俺は気づかれないようにそっと背中を撫でてみた。少し硬いがつるつるとしていてさわり心地はいい。しばらく撫でていると彼女が目を開けてこちらを見たのですぐに手を離した。
「あっ悪い」
「フフ別にいいのよ、あなた猫が好きなんですってね。それで井戸に落ちて世界転移なんてお気の毒に」
また違う噂が流れているようだが訂正せずそのまま撫で続けた。やはり猫の背中は温かくて気持ちがいい。特に腰から尾にかけてのなだらかなラインが好きなのだ。
そういえば猫は尾の付け根を叩くと気持ちよさそうにするがどのように感じているのだろう。これはもしかして感想を聞けるチャンスではないのか?
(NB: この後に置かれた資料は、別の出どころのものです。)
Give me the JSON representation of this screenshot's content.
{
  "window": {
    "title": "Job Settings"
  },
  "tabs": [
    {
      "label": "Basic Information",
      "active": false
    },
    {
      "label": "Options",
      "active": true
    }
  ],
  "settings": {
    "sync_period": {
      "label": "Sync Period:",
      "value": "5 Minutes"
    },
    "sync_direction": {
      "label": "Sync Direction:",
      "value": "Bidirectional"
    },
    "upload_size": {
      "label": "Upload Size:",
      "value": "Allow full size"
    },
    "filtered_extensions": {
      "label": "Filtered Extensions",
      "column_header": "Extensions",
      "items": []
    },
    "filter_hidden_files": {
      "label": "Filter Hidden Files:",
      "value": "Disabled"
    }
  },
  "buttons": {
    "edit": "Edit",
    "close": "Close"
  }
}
俺は優しくポンポンと叩いてみた。彼女からは何の反応もない。今度はもう少し力を入れて叩いてみた。すると小さく声をあげ前肢を組み直した。やはり何か感じるところがあるのかもしれない。
「ん、ちょっと、なによ」
さすがに不審に思ったのか、もぞもぞと動きながらこちらを振り返った。俺は続けて叩いてみたり指先でくすぐってみた。
「あっ、なに?な、なに、やっ、やめなさい、よ」
未知の感覚に戸惑っているようだが俺の手に合わせ腰を揺らし自分から当てているようにも見える。叩くたびに尾が上にあがってゆく。
「ん、アッ、なっだめっ、ンッ……!」
俺はなんだか面白くなって続けてしまった。
「なあ今どんな気分だ?」
「い、いやッ、やっアッ、、イっ……はぁァ、イッ、、ヤっ……」
「えっなんだって?」
「やめろって言ってんだろ!!」
顔を近づけたとたん目の前が真っ赤になった。鼻の付け根に激痛が走る。悶える俺を置いて彼女はフイとどこかへ行ってしまった。
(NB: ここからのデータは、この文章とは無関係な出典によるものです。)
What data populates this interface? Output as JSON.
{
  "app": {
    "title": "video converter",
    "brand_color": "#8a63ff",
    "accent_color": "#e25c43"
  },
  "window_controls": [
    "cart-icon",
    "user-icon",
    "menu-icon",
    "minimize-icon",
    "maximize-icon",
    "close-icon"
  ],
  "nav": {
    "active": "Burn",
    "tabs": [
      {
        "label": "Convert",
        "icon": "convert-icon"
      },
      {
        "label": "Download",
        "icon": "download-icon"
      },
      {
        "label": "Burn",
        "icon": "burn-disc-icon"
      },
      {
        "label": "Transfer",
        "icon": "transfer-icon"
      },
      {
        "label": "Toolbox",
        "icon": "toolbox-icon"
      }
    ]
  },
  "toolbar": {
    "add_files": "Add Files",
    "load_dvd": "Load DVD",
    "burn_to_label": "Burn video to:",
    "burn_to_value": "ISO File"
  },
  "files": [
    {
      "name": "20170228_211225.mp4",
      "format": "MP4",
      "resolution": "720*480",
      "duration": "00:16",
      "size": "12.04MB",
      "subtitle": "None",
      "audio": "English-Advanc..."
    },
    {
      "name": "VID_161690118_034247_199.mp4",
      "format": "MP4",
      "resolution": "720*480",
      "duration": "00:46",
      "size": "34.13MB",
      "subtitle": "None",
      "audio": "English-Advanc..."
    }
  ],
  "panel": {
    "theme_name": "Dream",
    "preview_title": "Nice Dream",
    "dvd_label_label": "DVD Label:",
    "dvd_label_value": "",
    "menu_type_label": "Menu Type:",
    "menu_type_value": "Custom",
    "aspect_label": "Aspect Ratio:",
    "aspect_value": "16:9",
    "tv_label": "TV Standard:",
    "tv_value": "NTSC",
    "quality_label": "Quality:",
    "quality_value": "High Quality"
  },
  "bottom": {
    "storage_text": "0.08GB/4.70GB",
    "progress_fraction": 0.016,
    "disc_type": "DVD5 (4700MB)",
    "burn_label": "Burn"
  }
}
「あーらら、兄さんふられちゃったね。始めから動物とはちょっとハードル高すぎるんじゃない?」
「頼む静かにしてくれ」
こいつは一体なんなんだ、なぜいつもこういうタイミングで現れる。
「まあまあそう言うなって、消毒してやるからこっち向いて」
俺が顔を向けると信じられないことに飲んでいた酒を吹き掛けてきた。傷どころか目も滲みる。
「あ゛ーーくっそーお前なんて嫌いだ!」
「知ってるか?酒には消毒効果があるんだ」
カルベネの笑い声が遠ざかるのを聞きながら俺は一人寂しく顔を洗った。